Inflation came in hot (7.9%), as expected. With the recent pop in oil prices, the next inflation reading will likely be in the double-digits (year-over-year).
With that, the Fed starts its inflation chase next week (beginning the rate hiking campaign). The European Central Bank began setting expectations for a similar plight yesterday morning (telegraphing an end of bond buying and a rate liftoff).
Let's talk about Europe…
Last week we looked at the euro, as the proxy for trouble in Europe. The common currency of Europe has been on the slide since the Russian invasion in Ukraine - and despite a hawkish ECB, the euro continued lower yesterday.
There are plenty of things to worry about in Europe - telegraphing a tightening campaign to address the hottest inflation in 30 years, in the face of downgraded growth is one.
Another, is ending the asset purchase program (by Q3) that has been the force behind maintaining stability in the sovereign debt market in Europe (i.e.
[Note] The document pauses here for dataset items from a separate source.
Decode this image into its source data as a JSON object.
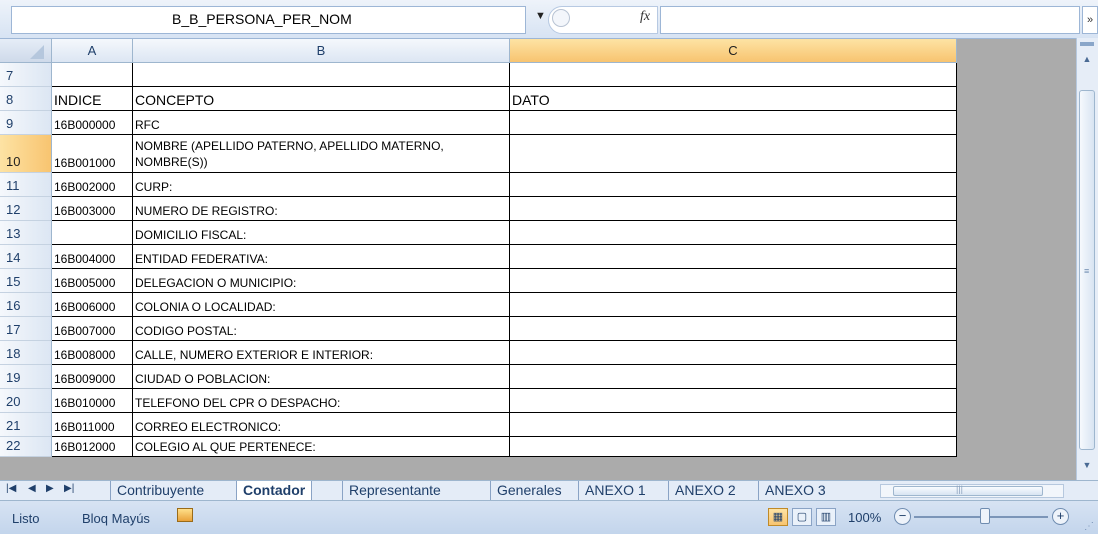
{
  "formula_bar": {
    "name_box": "B_B_PERSONA_PER_NOM",
    "fx_label": "fx",
    "formula_value": ""
  },
  "grid": {
    "columns": [
      {
        "label": "A",
        "selected": false
      },
      {
        "label": "B",
        "selected": false
      },
      {
        "label": "C",
        "selected": true
      }
    ],
    "rows": [
      {
        "num": "7",
        "a": "",
        "b": "",
        "c": "",
        "selected": false
      },
      {
        "num": "8",
        "a": "INDICE",
        "b": "CONCEPTO",
        "c": "DATO",
        "selected": false
      },
      {
        "num": "9",
        "a": "16B000000",
        "b": "RFC",
        "c": "",
        "selected": false
      },
      {
        "num": "10",
        "a": "16B001000",
        "b": "NOMBRE (APELLIDO PATERNO, APELLIDO MATERNO, NOMBRE(S))",
        "c": "",
        "selected": true
      },
      {
        "num": "11",
        "a": "16B002000",
        "b": "CURP:",
        "c": "",
        "selected": false
      },
      {
        "num": "12",
        "a": "16B003000",
        "b": "NUMERO DE REGISTRO:",
        "c": "",
        "selected": false
      },
      {
        "num": "13",
        "a": "",
        "b": "DOMICILIO FISCAL:",
        "c": "",
        "selected": false
      },
      {
        "num": "14",
        "a": "16B004000",
        "b": "ENTIDAD FEDERATIVA:",
        "c": "",
        "selected": false
      },
      {
        "num": "15",
        "a": "16B005000",
        "b": "DELEGACION O MUNICIPIO:",
        "c": "",
        "selected": false
      },
      {
        "num": "16",
        "a": "16B006000",
        "b": "COLONIA O LOCALIDAD:",
        "c": "",
        "selected": false
      },
      {
        "num": "17",
        "a": "16B007000",
        "b": "CODIGO POSTAL:",
        "c": "",
        "selected": false
      },
      {
        "num": "18",
        "a": "16B008000",
        "b": "CALLE, NUMERO EXTERIOR E INTERIOR:",
        "c": "",
        "selected": false
      },
      {
        "num": "19",
        "a": "16B009000",
        "b": "CIUDAD O POBLACION:",
        "c": "",
        "selected": false
      },
      {
        "num": "20",
        "a": "16B010000",
        "b": "TELEFONO DEL CPR O DESPACHO:",
        "c": "",
        "selected": false
      },
      {
        "num": "21",
        "a": "16B011000",
        "b": "CORREO ELECTRONICO:",
        "c": "",
        "selected": false
      },
      {
        "num": "22",
        "a": "16B012000",
        "b": "COLEGIO AL QUE PERTENECE:",
        "c": "",
        "selected": false
      }
    ]
  },
  "sheet_tabs": {
    "tabs": [
      "Contribuyente",
      "Contador",
      "Representante",
      "Generales",
      "ANEXO 1",
      "ANEXO 2",
      "ANEXO 3"
    ],
    "active": "Contador"
  },
  "status_bar": {
    "ready": "Listo",
    "caps_lock": "Bloq Mayús",
    "zoom": "100%"
  },
  "icons": [
    "fx-icon",
    "dropdown-arrow-icon",
    "macro-record-icon",
    "normal-view-icon",
    "page-layout-icon",
    "page-break-icon",
    "zoom-out-icon",
    "zoom-in-icon"
  ],
  "colors": {
    "selected_header": "#f8c470",
    "header_bg": "#dce6f3",
    "frame_bg": "#dbe5f1"
  }
}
ECB intervention/bond buying has kept countries like Italy, Spain, Portugal and Greece solvent since the days of the financial crisis).
The ECB ending its backstop of the weaker euro zone countries, alone, could create a dangerous spike in European sovereign bond yields.
This, as we are just in the early days of discovering what European (and global) banks are directly or indirectly exposed to Russian debt.